Itulah sebabnya kata “Sahabat” dalam bahasa Inggris bukan hanya “Friend”, tapi juga
“Companion” (dari kata “com” : bersama, dan “panis” : roti). Sahabat adalah orang yang berjalan bersama kita, serta berbagi roti dengan kita untuk menapaki masa depan kehidupan. Sebagaimana yang GKI praktekkan dalam sakramen Perjamuan Kudus yang adalah sebuah simbol bahwa Yesus telah memberikan diri-Nya (tubuh-Nya), memberikan roti kepada kita untuk berjalan sebagai sahabat-Nya. Oleh karena itu, Perjamuan Kudus sejatinya adalah perjamuan sakramen persahabatan. Setiap kali kita merayakan Perjamuan Kudus sesungguhnya kita sedang merayakan persahabatan kita dengan Kristus, dan juga satu dengan yang lain. Sebuah momen ketika para sahabat makan bersama untukmerayakan kehangatan cinta kasih Allah, dimana tidak ada sekat yang membatasi & tidak ada yang lebih tinggi satu dengan yang lain.

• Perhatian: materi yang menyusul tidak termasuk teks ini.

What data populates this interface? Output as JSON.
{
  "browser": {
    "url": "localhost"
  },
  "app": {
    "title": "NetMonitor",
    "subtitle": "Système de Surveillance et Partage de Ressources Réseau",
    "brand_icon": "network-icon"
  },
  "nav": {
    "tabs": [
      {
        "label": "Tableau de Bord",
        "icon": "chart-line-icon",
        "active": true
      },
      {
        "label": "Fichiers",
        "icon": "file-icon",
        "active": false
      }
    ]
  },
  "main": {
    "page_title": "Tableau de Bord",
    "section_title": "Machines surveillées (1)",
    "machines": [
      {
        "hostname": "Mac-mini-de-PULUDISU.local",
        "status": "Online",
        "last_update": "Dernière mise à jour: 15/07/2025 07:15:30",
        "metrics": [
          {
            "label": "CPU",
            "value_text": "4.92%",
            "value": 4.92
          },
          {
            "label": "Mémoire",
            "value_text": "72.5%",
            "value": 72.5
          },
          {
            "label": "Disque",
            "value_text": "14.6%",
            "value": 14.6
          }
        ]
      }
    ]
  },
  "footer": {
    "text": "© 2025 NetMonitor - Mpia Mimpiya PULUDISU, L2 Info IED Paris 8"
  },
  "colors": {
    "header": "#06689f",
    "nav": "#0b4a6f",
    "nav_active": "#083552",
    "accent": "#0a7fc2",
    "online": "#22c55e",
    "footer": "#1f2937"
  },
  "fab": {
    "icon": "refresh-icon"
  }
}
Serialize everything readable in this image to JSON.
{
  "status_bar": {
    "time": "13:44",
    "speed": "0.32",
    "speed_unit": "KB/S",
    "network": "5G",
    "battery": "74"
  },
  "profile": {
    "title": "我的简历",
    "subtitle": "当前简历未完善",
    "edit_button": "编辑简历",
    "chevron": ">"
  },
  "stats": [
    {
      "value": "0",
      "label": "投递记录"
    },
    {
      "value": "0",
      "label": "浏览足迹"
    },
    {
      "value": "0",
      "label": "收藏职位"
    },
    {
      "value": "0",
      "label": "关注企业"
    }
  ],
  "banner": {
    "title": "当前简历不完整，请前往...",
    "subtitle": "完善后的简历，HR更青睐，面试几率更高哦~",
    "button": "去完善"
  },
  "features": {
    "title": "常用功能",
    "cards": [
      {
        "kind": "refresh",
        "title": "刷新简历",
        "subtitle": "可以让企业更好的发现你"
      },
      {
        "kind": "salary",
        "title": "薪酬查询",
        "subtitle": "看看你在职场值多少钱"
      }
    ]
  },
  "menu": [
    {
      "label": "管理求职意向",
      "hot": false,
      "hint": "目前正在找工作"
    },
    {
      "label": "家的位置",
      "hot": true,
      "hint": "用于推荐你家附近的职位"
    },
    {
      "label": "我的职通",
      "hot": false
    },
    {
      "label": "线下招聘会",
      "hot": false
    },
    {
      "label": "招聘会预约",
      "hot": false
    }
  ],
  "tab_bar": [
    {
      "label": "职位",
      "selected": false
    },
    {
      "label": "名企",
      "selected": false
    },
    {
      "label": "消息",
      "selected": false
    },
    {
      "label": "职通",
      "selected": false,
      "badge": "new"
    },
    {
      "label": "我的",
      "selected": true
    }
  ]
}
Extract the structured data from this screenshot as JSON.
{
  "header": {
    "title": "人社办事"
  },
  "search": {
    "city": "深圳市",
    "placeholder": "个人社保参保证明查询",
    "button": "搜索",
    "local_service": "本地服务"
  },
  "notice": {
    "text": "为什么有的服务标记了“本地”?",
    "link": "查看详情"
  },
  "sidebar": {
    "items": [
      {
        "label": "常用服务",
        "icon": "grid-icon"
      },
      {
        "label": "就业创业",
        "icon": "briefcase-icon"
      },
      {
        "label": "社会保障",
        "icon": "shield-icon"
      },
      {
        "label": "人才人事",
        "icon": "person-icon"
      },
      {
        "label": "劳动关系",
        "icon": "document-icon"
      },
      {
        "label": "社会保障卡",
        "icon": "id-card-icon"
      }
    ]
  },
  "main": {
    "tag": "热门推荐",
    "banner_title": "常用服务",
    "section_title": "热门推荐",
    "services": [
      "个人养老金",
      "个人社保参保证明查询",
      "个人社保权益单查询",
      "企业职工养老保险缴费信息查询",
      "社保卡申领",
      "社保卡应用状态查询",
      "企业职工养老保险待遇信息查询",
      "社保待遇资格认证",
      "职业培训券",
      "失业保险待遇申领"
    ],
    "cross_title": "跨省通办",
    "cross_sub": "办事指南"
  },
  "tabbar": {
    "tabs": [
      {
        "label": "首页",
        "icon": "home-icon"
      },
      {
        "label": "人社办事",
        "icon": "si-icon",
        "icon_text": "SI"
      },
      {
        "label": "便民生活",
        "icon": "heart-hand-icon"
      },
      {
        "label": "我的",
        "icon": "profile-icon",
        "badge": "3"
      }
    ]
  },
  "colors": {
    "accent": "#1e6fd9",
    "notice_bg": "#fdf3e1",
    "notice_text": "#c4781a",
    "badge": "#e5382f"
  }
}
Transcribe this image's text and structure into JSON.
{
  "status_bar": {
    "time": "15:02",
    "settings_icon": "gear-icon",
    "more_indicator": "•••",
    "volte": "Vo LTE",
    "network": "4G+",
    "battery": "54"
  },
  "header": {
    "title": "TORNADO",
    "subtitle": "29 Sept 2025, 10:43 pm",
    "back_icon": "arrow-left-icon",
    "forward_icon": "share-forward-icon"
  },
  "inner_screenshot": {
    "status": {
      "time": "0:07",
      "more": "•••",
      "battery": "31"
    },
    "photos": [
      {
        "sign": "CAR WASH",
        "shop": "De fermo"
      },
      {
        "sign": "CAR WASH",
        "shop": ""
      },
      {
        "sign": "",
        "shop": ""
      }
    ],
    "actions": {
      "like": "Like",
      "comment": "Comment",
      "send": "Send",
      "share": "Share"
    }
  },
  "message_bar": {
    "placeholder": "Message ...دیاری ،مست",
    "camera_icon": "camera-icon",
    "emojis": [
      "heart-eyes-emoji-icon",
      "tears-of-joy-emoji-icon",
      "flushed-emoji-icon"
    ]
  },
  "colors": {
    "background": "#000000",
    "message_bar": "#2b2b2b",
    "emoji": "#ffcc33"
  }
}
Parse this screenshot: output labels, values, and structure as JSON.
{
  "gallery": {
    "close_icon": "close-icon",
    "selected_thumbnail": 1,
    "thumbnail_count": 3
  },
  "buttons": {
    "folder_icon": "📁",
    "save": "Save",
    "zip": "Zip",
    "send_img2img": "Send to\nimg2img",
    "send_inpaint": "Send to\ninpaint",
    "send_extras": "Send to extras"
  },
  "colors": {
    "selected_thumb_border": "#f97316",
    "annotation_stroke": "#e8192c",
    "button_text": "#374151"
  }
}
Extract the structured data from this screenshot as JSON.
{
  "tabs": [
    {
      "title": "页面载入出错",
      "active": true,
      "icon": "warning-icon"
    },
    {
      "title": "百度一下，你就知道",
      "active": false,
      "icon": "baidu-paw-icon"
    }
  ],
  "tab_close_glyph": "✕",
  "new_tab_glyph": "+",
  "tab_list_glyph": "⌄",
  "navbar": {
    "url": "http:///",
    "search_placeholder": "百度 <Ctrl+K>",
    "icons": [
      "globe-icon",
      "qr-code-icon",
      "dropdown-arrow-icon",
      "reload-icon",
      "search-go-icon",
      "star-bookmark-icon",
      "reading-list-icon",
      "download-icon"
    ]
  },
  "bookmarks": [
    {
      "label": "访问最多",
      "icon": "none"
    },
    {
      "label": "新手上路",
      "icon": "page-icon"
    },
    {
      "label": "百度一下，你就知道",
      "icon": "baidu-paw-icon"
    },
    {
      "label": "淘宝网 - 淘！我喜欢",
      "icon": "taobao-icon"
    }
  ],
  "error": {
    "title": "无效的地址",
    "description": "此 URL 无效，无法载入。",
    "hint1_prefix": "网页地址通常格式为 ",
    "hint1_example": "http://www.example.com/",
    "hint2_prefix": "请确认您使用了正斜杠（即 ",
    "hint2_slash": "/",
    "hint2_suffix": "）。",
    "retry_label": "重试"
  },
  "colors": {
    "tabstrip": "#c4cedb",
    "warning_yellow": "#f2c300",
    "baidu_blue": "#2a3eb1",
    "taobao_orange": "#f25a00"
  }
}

Semangat merawat relasi persahabatan juga adalah semangat mengubah wajah duniaseperti yang dihendaki Kristus, yang mendatangkan damai sejahtera di tengah dunia inibagi seluruh ciptaan. Ya, seluruh ciptaan! Artinya bahwa persahabatan disini tidak hanya terjadi antar manusia saja, melainkan antara manusia dengan lingkungan hidup. Keistimewaan manusia sebagai ciptaan bukan karena ia memiliki wajah seperti Allah, melainkan pada saat dirinya memperlakukan bumi dan segala makhluk hidup seperti Allah memperlakukannya. Ketika Allah mencipta alam ini dengan begitu baik, maka manusia diberi tanggung-jawab untuk merawatnya agar yang baik itu tetap lestari.
Sebagai mahkota ciptaan, manusia dianugerahkan tanggung-jawab & kepercayaan untuk menjadi sahabat bagi bumi. Maka sebagai sahabat bumi, tidak selayaknya kita menutup mata ketika bumi tersakiti dengan kerusakan demi kerusakan yang cenderung meningkat(limbah sampah, perusakan hutan, tingginya pencemaran udara, pencemaran air, pencemaran tanah, dan lain sebagainya). Oleh karena itu, panggilan untuk merawat relasi persahabatan dengan alam semesta menjadi sangat relevan saat ini.
Tema Pelayanan “Merawat Relasi Persahabatan Dalam Karya Pelayanan”, mengajak kita untuk mewujudkan semangat persahabatan bagi sesama & juga bagi alam semesta. Semangat ini perlu dihidupi, bukan hanya pada saat kita melakukan kegiatan-kegiatan pelayanan gerejawi, melainkan juga dalam kehidupan kita sehari-hari. Paling tidak kita dapat memulainya terlebih dahulu dari komunitas gerejawi kita. Sebuah komunitas yang kita yakini sebagai komunitas yang telah Tuhan percayakan untuk mewartakan persahabatan ilahi kepada seluruh ciptaan. Salam Persahabatan!